Bristol-Myers Squibb/Pfizer’s oral Factor Xa inhibitor apixaban can more than halve the risk of stroke or systemic embolism compared with aspirin in patients with atrial fibrillation (AF) who cannot take warfarin, the results of the Phase III AVERROES trial have shown.

In June the two companies, which forged a worldwide collaboration to develop and commercialise apixaban in 2007, said they were halting the AVERROES (Apixaban Versus Acetylsalicylic acid to Prevent Strokes) trial after a predefined interim analysis by the Data Monitoring Committee showed “clear evidence of a clinically important reduction” in stroke and systemic embolism in AF patients considered intolerant of, or unsuitable for, vitamin K antagonist therapy.

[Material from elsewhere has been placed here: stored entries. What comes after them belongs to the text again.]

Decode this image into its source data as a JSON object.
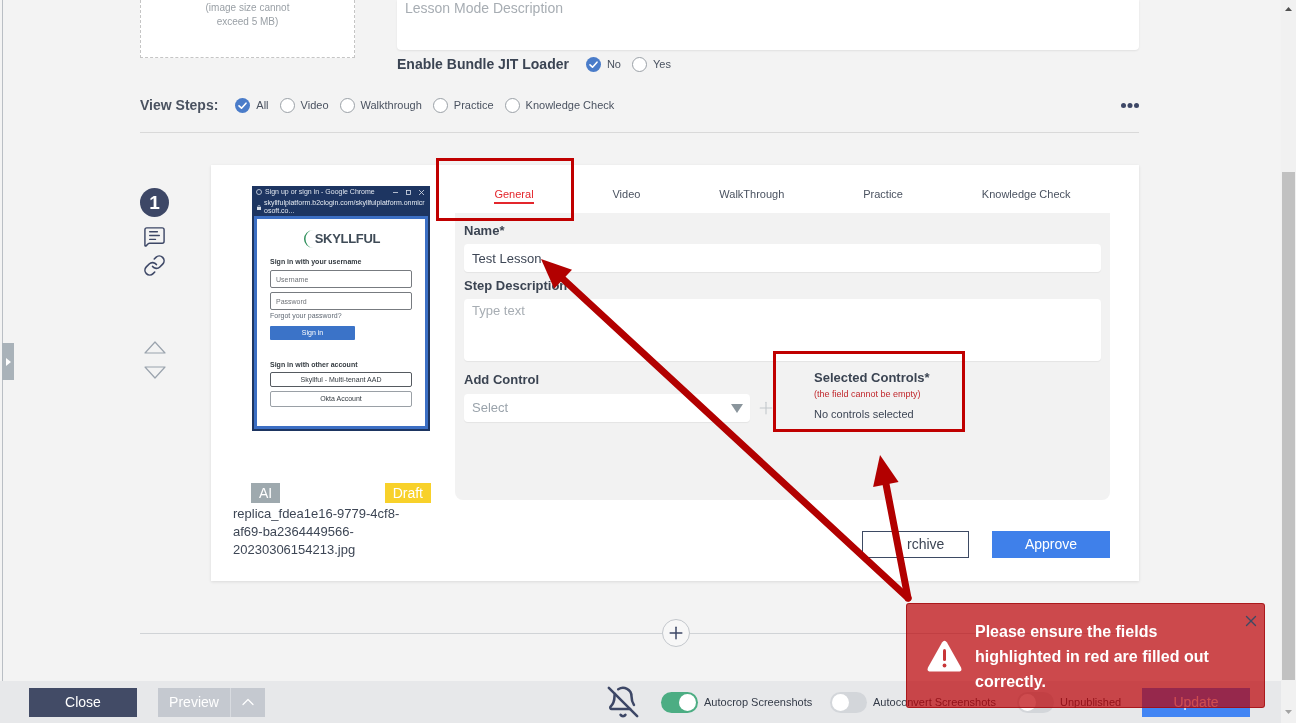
{
  "upload": {
    "hint": "(image size cannot exceed 5 MB)"
  },
  "description": {
    "placeholder": "Lesson Mode Description"
  },
  "jit_loader": {
    "label": "Enable Bundle JIT Loader",
    "options": [
      {
        "label": "No",
        "selected": true
      },
      {
        "label": "Yes",
        "selected": false
      }
    ]
  },
  "view_steps": {
    "label": "View Steps:",
    "options": [
      {
        "label": "All",
        "selected": true
      },
      {
        "label": "Video",
        "selected": false
      },
      {
        "label": "Walkthrough",
        "selected": false
      },
      {
        "label": "Practice",
        "selected": false
      },
      {
        "label": "Knowledge Check",
        "selected": false
      }
    ]
  },
  "step": {
    "number": "1",
    "thumbnail": {
      "window_title": "Sign up or sign in - Google Chrome",
      "url": "skyllfulplatform.b2clogin.com/skyllfulplatform.onmicrosoft.co...",
      "logo": "SKYLLFUL",
      "heading": "Sign in with your username",
      "fields": [
        {
          "placeholder": "Username"
        },
        {
          "placeholder": "Password"
        }
      ],
      "link": "Forgot your password?",
      "button": "Sign in",
      "other_heading": "Sign in with other account",
      "other_buttons": [
        "Skyllful - Multi-tenant AAD",
        "Okta Account"
      ]
    },
    "badges": [
      {
        "label": "AI",
        "color": "#9ea9ae"
      },
      {
        "label": "Draft",
        "color": "#f8d12a"
      }
    ],
    "filename": "replica_fdea1e16-9779-4cf8-af69-ba2364449566-20230306154213.jpg",
    "tabs": [
      {
        "label": "General",
        "selected": true
      },
      {
        "label": "Video",
        "selected": false
      },
      {
        "label": "WalkThrough",
        "selected": false
      },
      {
        "label": "Practice",
        "selected": false
      },
      {
        "label": "Knowledge Check",
        "selected": false
      }
    ],
    "form": {
      "name": {
        "label": "Name*",
        "value": "Test Lesson"
      },
      "description": {
        "label": "Step Description",
        "placeholder": "Type text"
      },
      "add_control": {
        "label": "Add Control",
        "placeholder": "Select"
      },
      "selected_controls": {
        "label": "Selected Controls*",
        "error": "(the field cannot be empty)",
        "empty_text": "No controls selected"
      }
    },
    "buttons": [
      {
        "label": "rchive",
        "kind": "outline"
      },
      {
        "label": "Approve",
        "kind": "primary"
      }
    ]
  },
  "bottom_bar": {
    "close": "Close",
    "preview": {
      "label": "Preview",
      "disabled": true
    },
    "toggles": [
      {
        "label": "Autocrop Screenshots",
        "on": true
      },
      {
        "label": "Autoconvert Screenshots",
        "on": false
      },
      {
        "label": "Unpublished",
        "on": false
      }
    ],
    "update": "Update"
  },
  "toast": {
    "message": "Please ensure the fields highlighted in red are filled out correctly."
  }
}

Now the partners have put some numbers on that outcome, confirming apixaban’s potential as one of the new batch of drugs that will compete against standard warfarin therapy and aspirin in the market for stroke prevention in AF patients.

That market could eventually be worth anything from US$10-20 billion per year, analysts estimate. According to BMS/Pfizer, 40-50% of AF patients at moderate or high risk of stroke do not receive warfarin, due to concerns about bleeding, difficulty in managing or maintaining therapeutic dosing, or interference from other prescription drugs.

It was notable, then, that in the AVERROES trial the safety profile of apixaban, and specifically its potential to cause major bleeding, compared favourably with aspirin. The top-line outcomes were as follows: the primary efficacy endpoint (stroke or systemic embolism) occurred in 1.6% of patients in the apixaban group and 3.6% of patients in the aspirin group, giving a statistically significant relative risk reduction of 54% (p<0.001) for apixaban. 

The annual rate of stroke, which was a component of the primary endpoint, was 1.5% for apixaban and 3.3% for aspirin, a statistically significant relative risk reduction of 52% (p<0.001). The annual event rates for major bleeding were 1.4% for apixaban and 1.2% for aspirin, a margin that was not statistically significant (p=0.56). Overall mortality rates were 3.4% and 4.4% for apixaban and aspirin respectively.

Conducted in 36 countries and co-ordinated by the Population Health Research Institute (PHRI) at McMaster University and Hamilton Health Sciences in Canada, the AVERROES trial involved 5,600 AF patients regarded as intolerant of, or unsuitable for, therapy with a vitamin K antagonist such as warfarin. Patients were randomised to either apixaban 5mg twice daily or aspirin 81-324mg once daily.

"Truly impressive”

Presenting the AVERROES data at the European Society of Cardiology (ESC) 2010 Congress in Stockholm, Sweden, principal investigator Dr Stuart Connolly from the PHRI described the results as “truly impressive”.

The reduction in stroke and systemic embolism with apixaban versus aspirin “is very important and the increased risk of haemorrhage is small”, Dr Connolly commented. “It appears that apixaban will be an excellent treatment for the many patients with atrial fibrillation who are unsuitable for warfarin. These findings will reduce the burden of stroke in society.”

Leading the discussion of the results at the ESC Congress, Harald Arnessen from Oslo University Hospital Ullevål in Norway concurred, calling AVERROES a “landmark study”.
The outcomes will obviously have an impact on guidelines for antithrombotic treatment in AF patients and use of aspirin in these patients is likely to be reduced drastically, Arnessen suggested, although he did add that compliance would be a challenge with twice-daily dosing of apixaban.

The ongoing ARISTOTLE trial is assessing the safety and efficacy of apixaban versus warfarin in patients who qualify for treatment with the vitamin K antagonist. The lead indication for apixaban is prevention of venous thromboembolism following orthopaedic surgery.